Thermometers and the Celsius Temperature Scale

The thermometer you most readily think of is probably a liquid-in-glass thermometer like the one sketched here. Mercury or colored alcohol is contained in a bulb at the base of a thin tube of glass. The change in the length of the glass tube with variation in temperature is so small that we can ignore that and concentrate on the expansion of the volume of liquid in the bulb. As this volume expands it forces the liquid up into the glass tube.

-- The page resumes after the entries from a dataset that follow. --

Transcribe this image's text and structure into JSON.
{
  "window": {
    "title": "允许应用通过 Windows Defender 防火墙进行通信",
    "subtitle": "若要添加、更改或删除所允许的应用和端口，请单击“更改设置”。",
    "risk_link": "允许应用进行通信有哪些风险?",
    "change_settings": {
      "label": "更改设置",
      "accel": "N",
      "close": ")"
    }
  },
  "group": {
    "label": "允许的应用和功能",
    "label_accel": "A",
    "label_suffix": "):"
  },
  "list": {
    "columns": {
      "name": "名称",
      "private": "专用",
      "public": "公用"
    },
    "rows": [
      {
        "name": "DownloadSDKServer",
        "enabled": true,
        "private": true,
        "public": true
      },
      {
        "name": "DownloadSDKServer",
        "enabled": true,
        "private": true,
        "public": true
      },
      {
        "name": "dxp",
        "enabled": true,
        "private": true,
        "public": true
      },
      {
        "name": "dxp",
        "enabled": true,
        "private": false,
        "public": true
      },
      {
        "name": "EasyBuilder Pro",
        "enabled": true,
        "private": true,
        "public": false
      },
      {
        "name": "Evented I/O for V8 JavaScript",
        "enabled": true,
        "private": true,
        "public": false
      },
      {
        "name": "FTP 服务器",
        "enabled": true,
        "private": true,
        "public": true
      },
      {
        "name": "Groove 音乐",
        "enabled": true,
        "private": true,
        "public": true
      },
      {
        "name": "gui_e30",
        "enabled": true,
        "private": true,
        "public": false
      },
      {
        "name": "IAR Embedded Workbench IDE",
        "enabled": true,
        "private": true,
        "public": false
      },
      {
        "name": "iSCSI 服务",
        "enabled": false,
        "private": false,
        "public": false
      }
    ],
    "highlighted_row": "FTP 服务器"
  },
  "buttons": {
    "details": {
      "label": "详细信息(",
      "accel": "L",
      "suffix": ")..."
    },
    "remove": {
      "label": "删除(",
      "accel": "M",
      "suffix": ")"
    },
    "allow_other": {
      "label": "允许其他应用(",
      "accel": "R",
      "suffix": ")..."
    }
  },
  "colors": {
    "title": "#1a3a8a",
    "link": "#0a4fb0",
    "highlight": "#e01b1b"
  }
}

Calibrating or creating a temperature scale with 0-degrees for the ice point of water and with 100-degrees for the steam point of water (both at 1 atm pressure) is the basis of the Celsius scale. In the past, this was also known as the centigrade scale.

In the United States, it is still common to use the Fahrenheit scale. On the Fahrenheit scale, water freezes at 32oF (0oC) and water boils at 212oF (100oC). There are interesting stories as to how Fahrenheit may have devised his thermometer scale. It, too, may have been a "centigrade" scale with 0oF the lowest temperature Fahrenheit could obtain with water, ice, and salt and 100oF his not-quite-right measure of human body temperature.

Conversion from Celsius to Fahrenheit

[ It is sometimes helpful to distinguish between an actual temperature, such as 100oC, and a temperature difference, such as 15 Co, by using oC for the actual temperature and Co for the temperature difference. While this is no "big deal", it is sometimes helpful. ]

100 Co = 180 Fo

1 Co = (9/5) Fo

1 Fo = (5/9) Co

TC = (5/9) (TF - 32)

TF = (9/5) TC + 32

Listening to an international news segment on CNN, you hear that the local temperature is 42oC. What is that on the Fahrenheit temperature scale?